Asad Rahim Khan, a lawyer and columnist, said the election panel’s move was "destructive for democracy" in Pakistan.
"The ECP shuttering the polls is violative of the Constitution, a mockery of the law, and contemptuous of the Supreme Court,” he said on Twitter. "This goes beyond voting preferences now: the principle – of the freedom to elect one's representatives – is at stake."
Michael Kugelman, the director of the South Asia Institute at the Washingon-based Wilson Center, said challenges of a looming economic meltdown, a constitutional crisis, political paralysis, institutional breakdowns, and resurgent terrorism are not new to the country.
"Pakistan has confronted all these challenges in the past, but rarely all at once and so acutely. The result is a slow-motion train wreck with no apparent end in sight," Kugelman said on Twitter.
Khan, the cricket hero-turned-prime minister, was removed from office in a parliamentary no-trust vote last April, toppling his nearly four-year-old government and paving the way for the then-opposition leader, Sharif, to become the prime minister of a new coalition government.
Khan has since demanded a new election, calling his removal illegal. Sharif has rejected Khan’s demand, and the government has called for outlawing his party for being a "gang of militants."
Khan has held massive anti-government protest rallies to promote his case, with thousands of people attending the gatherings. Recent surveys indicate Khan is the most popular national politician and his party has swept regional elections held since his ouster.
The 70-year-old politician was shot and wounded during a protest rally last November. Khan accused Sharif and an unnamed army general, among others, of plotting to kill him. Since then, he has largely confined himself to his home in Lahore, the capital of Punjab, and urged the courts to allow him to appear virtually in legal cases because of threats to his life.
Khan says the government has instituted more than 100 "fake" legal case challenges against him since his removal from power, including terrorism, blasphemy, corruption, and sedition charges. He rejects the allegations, saying they are part of efforts by Sharif and the powerful military to have him arrested or disqualified from national politics in the wake of his party's popularity and sweeping victories in recent elections.

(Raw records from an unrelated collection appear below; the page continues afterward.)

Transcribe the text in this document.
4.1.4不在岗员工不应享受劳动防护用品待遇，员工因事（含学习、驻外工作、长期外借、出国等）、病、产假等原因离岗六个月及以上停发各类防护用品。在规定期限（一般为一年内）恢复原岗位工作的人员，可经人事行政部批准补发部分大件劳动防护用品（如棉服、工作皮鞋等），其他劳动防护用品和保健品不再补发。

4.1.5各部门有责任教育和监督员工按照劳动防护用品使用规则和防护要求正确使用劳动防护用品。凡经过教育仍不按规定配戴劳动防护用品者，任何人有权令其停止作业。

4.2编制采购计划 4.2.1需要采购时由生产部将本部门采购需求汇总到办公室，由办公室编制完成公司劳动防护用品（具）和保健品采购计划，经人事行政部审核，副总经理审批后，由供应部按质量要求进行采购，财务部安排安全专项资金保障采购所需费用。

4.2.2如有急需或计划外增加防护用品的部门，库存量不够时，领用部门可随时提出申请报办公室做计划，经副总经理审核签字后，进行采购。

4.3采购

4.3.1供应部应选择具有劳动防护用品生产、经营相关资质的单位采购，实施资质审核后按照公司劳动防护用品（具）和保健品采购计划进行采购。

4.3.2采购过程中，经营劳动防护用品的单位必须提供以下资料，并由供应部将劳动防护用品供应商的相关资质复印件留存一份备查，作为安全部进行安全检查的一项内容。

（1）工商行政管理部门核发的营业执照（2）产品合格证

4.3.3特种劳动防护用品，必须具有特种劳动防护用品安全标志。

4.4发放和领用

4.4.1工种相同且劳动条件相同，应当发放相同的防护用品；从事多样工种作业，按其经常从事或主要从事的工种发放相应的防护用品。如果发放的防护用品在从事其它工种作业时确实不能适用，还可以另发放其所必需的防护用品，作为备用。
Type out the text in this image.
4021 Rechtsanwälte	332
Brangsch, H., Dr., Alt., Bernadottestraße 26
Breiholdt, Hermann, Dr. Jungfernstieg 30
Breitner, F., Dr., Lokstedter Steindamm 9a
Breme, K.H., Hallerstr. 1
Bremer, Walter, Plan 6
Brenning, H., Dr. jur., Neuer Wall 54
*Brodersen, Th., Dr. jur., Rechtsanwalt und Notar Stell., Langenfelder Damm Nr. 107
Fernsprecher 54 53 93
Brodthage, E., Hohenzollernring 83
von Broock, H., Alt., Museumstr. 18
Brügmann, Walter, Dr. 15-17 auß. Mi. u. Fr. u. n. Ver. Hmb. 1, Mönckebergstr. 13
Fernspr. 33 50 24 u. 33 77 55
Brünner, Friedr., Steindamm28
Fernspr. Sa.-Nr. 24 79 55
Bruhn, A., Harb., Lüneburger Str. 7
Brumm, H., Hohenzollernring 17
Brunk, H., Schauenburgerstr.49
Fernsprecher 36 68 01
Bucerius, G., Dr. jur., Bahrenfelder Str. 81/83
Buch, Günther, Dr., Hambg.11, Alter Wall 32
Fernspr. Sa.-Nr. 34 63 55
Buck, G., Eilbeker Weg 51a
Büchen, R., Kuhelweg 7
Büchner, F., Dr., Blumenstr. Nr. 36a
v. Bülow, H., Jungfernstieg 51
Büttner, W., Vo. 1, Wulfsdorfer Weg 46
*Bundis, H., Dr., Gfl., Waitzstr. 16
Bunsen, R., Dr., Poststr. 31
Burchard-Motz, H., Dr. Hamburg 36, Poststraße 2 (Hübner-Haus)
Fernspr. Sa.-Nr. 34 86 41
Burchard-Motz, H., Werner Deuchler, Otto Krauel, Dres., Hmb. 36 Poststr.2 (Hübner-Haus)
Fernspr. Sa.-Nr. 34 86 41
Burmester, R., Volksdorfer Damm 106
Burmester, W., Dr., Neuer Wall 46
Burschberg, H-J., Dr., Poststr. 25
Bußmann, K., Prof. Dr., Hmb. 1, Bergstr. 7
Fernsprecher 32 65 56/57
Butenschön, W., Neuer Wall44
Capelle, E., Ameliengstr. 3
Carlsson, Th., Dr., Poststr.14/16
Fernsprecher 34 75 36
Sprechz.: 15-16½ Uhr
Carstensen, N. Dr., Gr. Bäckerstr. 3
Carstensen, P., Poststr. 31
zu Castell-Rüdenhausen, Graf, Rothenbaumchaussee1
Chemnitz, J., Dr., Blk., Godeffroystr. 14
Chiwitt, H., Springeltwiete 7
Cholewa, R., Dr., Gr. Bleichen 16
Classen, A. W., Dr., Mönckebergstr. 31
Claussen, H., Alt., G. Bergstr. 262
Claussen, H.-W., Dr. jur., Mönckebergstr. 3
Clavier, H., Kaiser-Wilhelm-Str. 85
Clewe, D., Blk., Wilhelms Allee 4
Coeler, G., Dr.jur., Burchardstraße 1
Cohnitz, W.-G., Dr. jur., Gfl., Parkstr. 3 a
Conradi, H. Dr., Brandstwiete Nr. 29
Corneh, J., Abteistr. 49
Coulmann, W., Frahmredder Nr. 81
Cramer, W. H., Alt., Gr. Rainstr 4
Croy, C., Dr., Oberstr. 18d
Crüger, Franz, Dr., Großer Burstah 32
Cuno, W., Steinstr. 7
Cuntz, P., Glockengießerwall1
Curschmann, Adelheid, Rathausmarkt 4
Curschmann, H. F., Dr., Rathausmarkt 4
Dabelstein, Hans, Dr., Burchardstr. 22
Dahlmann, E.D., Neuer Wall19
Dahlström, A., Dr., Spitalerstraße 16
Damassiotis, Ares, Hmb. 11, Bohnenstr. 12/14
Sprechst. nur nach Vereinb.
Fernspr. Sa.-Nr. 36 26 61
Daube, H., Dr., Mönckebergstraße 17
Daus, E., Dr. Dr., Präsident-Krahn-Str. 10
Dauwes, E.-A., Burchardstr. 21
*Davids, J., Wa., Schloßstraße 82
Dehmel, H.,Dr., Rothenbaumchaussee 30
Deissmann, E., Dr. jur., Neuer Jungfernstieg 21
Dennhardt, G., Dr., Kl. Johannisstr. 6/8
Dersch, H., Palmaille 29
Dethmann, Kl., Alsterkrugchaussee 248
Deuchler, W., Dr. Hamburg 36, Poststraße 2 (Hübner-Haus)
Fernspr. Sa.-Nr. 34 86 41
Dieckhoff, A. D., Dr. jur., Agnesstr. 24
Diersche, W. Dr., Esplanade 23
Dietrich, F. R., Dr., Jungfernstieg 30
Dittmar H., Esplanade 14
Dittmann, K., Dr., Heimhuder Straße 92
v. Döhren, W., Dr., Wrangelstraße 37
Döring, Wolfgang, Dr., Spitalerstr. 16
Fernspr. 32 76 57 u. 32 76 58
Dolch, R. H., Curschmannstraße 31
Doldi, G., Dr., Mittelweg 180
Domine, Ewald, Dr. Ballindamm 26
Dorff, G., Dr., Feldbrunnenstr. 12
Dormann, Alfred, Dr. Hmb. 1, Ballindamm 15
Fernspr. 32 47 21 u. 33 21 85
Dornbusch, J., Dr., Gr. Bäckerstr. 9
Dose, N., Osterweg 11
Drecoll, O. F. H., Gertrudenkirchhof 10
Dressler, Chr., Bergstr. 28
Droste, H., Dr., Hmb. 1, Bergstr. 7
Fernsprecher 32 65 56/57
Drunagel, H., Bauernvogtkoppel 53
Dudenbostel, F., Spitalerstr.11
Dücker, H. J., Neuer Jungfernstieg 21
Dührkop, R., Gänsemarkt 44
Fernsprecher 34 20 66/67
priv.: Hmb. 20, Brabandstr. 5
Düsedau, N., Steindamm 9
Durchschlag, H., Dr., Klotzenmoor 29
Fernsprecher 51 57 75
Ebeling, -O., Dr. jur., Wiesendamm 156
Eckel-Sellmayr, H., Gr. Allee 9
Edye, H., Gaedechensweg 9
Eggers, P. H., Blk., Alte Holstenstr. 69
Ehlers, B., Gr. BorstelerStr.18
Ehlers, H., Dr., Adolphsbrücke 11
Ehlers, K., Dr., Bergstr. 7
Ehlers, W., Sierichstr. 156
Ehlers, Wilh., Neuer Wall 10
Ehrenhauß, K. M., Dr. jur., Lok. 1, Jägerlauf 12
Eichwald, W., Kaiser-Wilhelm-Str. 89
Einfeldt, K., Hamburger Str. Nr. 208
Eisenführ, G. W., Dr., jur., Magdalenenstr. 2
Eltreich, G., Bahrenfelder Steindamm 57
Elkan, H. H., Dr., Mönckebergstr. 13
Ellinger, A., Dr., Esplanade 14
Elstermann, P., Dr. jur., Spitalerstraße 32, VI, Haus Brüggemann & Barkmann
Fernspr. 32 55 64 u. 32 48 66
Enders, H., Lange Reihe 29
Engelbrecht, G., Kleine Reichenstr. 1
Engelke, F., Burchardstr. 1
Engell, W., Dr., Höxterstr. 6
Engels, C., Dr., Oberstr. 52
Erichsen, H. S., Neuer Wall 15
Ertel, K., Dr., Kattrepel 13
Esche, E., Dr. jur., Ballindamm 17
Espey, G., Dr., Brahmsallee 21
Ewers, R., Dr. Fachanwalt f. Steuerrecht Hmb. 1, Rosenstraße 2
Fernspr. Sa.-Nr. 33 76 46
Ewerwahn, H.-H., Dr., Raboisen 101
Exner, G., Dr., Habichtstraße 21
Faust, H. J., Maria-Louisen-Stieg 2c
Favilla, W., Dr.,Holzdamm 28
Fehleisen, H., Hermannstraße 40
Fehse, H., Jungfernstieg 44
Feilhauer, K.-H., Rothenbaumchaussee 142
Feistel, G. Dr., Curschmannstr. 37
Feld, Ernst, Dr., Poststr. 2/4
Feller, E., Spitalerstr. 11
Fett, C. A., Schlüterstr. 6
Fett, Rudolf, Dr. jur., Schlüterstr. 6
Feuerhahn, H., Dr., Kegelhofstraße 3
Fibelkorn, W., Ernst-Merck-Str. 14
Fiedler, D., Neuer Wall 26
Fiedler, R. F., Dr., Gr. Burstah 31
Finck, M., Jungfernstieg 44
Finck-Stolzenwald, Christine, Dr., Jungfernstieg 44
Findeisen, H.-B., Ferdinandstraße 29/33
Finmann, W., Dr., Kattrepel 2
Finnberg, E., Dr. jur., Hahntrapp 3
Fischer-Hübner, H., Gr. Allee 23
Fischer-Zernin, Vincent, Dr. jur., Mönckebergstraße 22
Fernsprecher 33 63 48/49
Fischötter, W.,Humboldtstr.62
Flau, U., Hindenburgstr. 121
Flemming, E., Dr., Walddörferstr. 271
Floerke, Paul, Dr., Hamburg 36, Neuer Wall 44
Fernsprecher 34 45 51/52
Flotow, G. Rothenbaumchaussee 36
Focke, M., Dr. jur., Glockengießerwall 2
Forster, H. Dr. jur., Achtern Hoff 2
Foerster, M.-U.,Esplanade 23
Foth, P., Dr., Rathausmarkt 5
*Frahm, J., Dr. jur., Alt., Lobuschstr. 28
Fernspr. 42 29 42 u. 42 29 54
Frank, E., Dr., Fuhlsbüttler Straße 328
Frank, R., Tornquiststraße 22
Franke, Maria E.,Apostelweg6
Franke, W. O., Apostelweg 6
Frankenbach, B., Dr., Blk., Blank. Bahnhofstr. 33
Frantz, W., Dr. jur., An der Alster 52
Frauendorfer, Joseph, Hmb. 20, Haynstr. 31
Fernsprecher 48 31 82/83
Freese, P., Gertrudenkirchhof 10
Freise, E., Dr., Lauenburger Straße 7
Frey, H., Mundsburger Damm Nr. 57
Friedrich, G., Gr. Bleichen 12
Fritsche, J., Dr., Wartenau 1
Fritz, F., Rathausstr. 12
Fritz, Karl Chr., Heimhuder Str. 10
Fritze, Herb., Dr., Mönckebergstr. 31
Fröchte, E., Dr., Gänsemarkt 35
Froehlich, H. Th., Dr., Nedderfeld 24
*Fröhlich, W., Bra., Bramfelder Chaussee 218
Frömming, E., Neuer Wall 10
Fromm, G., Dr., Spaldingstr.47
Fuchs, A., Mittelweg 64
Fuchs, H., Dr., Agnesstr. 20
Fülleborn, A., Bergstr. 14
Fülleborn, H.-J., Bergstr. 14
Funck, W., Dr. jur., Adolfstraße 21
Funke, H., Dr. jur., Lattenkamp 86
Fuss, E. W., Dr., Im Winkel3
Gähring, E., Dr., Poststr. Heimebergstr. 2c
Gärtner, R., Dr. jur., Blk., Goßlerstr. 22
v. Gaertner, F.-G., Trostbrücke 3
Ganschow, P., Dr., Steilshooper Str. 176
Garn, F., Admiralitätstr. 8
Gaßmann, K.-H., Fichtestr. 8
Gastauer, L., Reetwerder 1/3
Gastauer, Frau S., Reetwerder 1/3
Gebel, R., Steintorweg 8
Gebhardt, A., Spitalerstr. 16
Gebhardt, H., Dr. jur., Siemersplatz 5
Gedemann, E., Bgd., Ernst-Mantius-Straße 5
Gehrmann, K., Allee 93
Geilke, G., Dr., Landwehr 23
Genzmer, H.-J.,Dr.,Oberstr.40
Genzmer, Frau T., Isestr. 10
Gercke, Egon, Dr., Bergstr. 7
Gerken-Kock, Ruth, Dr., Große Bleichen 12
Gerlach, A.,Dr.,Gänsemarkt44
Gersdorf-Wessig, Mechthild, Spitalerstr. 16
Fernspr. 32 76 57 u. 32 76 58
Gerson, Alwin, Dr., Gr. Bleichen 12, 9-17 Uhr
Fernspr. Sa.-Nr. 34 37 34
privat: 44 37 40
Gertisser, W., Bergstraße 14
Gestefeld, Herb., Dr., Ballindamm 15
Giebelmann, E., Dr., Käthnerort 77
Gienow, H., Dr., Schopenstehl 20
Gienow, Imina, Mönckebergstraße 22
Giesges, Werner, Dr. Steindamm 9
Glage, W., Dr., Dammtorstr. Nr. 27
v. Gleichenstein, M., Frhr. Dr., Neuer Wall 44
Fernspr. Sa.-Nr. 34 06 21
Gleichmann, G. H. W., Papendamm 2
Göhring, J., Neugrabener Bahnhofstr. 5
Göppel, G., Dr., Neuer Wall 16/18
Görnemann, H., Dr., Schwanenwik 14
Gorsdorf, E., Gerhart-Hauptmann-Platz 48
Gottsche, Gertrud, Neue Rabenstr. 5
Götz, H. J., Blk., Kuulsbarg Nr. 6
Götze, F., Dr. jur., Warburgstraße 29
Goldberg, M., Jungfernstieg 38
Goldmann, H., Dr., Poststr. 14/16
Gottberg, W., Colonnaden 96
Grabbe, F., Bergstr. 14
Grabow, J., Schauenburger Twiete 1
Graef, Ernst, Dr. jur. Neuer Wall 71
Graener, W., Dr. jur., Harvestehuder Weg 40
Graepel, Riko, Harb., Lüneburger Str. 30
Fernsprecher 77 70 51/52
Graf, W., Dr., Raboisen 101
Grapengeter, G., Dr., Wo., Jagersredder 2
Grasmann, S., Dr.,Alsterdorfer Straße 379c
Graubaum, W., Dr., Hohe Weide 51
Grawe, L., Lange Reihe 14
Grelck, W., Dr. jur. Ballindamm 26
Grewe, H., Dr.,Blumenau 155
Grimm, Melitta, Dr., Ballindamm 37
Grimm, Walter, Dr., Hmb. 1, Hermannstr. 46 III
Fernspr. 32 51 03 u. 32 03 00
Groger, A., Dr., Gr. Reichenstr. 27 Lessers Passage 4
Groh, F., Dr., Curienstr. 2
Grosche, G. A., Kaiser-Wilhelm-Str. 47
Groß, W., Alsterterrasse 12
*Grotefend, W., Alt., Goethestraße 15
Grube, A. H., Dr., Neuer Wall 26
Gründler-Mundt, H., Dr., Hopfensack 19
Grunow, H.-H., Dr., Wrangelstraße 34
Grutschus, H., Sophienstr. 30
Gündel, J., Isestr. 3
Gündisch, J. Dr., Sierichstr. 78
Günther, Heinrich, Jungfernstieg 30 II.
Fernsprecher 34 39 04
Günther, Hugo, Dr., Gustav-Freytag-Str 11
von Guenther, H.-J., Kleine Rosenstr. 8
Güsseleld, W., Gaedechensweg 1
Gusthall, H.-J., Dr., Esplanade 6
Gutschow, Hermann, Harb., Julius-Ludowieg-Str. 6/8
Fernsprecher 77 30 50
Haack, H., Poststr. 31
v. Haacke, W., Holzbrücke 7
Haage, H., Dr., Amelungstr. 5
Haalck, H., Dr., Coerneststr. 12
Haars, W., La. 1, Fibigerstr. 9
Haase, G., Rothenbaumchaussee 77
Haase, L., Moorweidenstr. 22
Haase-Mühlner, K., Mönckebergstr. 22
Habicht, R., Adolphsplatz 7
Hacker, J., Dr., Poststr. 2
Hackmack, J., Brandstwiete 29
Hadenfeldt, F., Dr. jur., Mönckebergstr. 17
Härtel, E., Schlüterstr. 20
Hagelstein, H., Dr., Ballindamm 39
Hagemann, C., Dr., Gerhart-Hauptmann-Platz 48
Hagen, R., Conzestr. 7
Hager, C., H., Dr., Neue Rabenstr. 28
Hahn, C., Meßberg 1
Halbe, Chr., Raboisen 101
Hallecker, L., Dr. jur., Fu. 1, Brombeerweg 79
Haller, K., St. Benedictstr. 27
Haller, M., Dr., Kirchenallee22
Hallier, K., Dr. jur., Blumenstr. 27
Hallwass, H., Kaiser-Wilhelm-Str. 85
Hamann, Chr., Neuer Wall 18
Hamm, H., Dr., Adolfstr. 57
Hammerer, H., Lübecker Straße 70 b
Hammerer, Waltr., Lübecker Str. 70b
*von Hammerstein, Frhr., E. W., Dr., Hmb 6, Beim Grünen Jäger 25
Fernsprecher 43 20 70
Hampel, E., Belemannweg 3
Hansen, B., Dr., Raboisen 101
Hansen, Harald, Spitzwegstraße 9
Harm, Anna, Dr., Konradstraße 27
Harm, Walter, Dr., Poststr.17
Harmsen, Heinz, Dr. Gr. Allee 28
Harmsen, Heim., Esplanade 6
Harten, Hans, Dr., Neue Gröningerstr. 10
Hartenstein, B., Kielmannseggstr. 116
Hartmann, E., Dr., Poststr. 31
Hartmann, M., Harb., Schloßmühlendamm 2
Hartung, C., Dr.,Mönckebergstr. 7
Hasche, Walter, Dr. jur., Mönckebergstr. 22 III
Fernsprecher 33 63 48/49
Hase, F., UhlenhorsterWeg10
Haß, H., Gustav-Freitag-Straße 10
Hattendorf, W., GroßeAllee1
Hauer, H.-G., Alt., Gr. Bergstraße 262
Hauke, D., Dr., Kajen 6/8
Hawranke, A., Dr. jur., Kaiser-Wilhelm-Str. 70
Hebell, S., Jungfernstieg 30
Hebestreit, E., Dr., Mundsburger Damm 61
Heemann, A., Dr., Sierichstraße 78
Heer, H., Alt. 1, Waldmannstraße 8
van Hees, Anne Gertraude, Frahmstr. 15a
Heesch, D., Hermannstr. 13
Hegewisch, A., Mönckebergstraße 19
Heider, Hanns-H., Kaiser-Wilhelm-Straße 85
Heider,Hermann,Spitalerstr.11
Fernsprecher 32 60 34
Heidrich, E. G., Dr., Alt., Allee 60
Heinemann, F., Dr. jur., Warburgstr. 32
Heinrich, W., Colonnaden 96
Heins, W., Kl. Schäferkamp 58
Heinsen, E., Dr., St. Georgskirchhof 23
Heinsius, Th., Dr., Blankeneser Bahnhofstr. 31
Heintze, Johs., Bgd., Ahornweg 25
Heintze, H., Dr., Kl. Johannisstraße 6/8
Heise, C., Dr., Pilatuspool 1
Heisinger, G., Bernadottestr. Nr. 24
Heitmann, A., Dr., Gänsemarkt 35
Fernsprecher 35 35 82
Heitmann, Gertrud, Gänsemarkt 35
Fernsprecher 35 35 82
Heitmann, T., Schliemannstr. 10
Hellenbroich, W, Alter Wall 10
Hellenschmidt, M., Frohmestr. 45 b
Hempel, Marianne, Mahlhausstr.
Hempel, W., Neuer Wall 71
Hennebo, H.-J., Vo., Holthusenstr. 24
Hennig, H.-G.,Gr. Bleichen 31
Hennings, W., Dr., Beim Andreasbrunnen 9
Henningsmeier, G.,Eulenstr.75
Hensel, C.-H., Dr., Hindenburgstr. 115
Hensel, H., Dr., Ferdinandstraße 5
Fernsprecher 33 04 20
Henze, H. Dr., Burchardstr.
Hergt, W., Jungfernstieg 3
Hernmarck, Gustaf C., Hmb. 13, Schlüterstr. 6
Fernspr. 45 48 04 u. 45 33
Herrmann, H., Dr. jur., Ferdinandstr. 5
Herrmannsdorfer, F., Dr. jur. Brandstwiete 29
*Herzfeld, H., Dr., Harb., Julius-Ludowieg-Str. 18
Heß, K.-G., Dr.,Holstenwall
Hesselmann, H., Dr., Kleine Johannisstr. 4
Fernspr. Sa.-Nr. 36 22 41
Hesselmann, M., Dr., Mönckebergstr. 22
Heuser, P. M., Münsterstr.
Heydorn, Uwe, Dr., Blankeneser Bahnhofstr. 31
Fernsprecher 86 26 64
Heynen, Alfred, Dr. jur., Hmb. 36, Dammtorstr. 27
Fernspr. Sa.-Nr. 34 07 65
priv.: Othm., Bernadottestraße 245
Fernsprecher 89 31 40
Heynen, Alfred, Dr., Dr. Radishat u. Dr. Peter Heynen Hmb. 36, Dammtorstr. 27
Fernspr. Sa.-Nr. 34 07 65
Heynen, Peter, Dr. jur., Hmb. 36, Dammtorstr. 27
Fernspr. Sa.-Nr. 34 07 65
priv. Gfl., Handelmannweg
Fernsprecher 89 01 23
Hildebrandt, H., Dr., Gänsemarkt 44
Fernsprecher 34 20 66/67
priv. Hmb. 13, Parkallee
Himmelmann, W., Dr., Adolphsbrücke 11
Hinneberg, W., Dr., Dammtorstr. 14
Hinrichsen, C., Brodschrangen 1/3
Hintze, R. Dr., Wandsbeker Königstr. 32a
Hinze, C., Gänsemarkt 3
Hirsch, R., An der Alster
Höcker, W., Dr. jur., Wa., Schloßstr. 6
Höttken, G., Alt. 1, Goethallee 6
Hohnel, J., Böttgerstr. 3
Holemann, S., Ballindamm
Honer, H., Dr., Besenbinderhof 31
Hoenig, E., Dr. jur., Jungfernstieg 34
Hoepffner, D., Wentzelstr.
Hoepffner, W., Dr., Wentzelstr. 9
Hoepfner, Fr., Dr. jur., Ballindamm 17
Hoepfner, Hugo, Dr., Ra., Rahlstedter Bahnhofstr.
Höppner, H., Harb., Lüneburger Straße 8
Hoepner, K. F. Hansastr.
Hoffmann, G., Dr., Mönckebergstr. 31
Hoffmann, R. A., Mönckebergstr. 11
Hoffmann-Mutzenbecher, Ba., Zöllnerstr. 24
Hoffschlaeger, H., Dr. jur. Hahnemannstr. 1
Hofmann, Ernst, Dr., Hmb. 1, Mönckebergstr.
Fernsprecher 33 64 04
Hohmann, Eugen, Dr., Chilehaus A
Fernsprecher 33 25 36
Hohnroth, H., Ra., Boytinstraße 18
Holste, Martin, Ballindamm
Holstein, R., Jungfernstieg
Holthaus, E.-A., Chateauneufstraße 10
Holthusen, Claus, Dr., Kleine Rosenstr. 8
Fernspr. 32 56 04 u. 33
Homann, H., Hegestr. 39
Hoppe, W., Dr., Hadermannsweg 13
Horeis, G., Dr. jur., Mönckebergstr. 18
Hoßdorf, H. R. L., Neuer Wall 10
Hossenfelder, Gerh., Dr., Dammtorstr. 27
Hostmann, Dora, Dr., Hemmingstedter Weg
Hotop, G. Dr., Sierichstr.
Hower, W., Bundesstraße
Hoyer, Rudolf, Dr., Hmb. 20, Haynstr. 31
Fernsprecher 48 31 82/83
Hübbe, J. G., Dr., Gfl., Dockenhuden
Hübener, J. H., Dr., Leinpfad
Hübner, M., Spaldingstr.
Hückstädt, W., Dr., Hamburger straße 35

The government denies the charges, saying Khan is avoiding accountability for his alleged wrongdoings while in office.
Thousands of PTI supporters have clashed with Pakistani security forces in recent days, injuring dozens of people on both sides. The violence erupted last week when police raided Khan's residence in Lahore to try to arrest him and later in the Pakistani capital, Islamabad, where he made a court appearance.
The Sharif government has since unleashed a crackdown on the PTI, rounding up hundreds of its workers and second-tier leaders on terrorism charges and for other criminal offenses.
Critics say Khan is being punished for questioning the military's involvement in politics.
The prestigious English language DAWN newspaper warned in an editorial this week against treating the country's largest political party as a "terrorist outfit."
The government "seems to be borrowing even its vocabulary from a dictator's playbook," the editorial read. "History will not judge kindly those who throw the laws of this land in the bin in their blind desperation to keep just one man and one political party away from power."
Human Rights Watch on Tuesday accused Pakistani police of using "abusive measures" in an escalating confrontation with Khan's supporters, such as striking them with batons, firing tear gas, water cannon, and rubber bullets, and detaining them under sweeping counterterrorism laws.
"The use of Pakistan's vague and overbroad anti-terrorism provisions against opposition protesters is very worrying," said Patricia Gossman, the associate Asia director at the U.S.-based watchdog, in a statement.